The EU’s Directorate-General for Defence Industry and Space tweeted a “very rare” picture of the mountain resort of Mont d’Olmes in the Pyrenees covered by a layer of sand and dust.
Images from the Andorran resort of Granvalira, published by Météo Pyrénées, show a coating of red dust on top of the snow.
Similar pictures have been shared online from Alpine ski resorts in France, Switzerland and Italy. The dust has been lifted from the world’s largest desert and carried above the Mediterranean by strong southerly winds.
The Met Office says: “The wind can blow strongly over deserts – whipping up dust and sand high into the sky.
“If the winds in the upper part of the atmosphere are blowing north, the dust can be carried as far as the UK.
"Once it is lifted from the ground by strong winds, clouds of dust can reach very high altitudes and be transported worldwide, covering thousands of miles.

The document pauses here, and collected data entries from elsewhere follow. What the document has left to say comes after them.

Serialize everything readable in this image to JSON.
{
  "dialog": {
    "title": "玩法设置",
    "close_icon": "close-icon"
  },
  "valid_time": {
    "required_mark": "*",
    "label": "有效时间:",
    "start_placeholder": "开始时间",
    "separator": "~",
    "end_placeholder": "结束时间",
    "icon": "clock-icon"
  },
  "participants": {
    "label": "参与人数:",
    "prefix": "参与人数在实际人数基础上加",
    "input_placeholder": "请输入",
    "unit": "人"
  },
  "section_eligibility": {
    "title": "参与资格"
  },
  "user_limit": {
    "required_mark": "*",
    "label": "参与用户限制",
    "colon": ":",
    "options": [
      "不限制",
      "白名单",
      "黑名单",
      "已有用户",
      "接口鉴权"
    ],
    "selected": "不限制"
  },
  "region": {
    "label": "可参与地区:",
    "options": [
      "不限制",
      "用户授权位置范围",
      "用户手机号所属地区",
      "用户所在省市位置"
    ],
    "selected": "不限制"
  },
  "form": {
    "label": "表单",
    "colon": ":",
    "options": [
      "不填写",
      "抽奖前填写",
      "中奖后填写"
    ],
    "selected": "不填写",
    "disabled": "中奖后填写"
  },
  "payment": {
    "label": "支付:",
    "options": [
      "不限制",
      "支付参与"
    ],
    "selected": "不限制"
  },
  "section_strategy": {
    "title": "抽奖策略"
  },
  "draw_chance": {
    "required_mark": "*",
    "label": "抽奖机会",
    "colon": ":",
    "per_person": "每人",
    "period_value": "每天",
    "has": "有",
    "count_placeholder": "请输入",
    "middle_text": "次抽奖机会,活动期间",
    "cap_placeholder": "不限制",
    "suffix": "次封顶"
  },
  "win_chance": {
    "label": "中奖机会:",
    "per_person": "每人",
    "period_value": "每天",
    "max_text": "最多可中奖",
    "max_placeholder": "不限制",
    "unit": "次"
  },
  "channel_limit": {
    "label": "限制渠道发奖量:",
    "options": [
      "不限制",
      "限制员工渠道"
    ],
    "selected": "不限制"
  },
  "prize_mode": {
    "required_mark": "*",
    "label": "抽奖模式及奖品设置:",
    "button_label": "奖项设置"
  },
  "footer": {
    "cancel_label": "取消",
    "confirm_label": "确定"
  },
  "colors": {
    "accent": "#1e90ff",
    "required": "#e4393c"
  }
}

“In order for the dust to get from up in the sky down to the ground, you need something to wash it out of the sky – rain. As raindrops fall, they collect particles of dust on the way down. Then when the raindrops land on something and eventually evaporate, they leave behind a layer of dust.”
A year ago, thousands of British holidaymakers were stranded at airports in the Canary Islands due to the quantity of airborne sand sweeping in from the Sahara.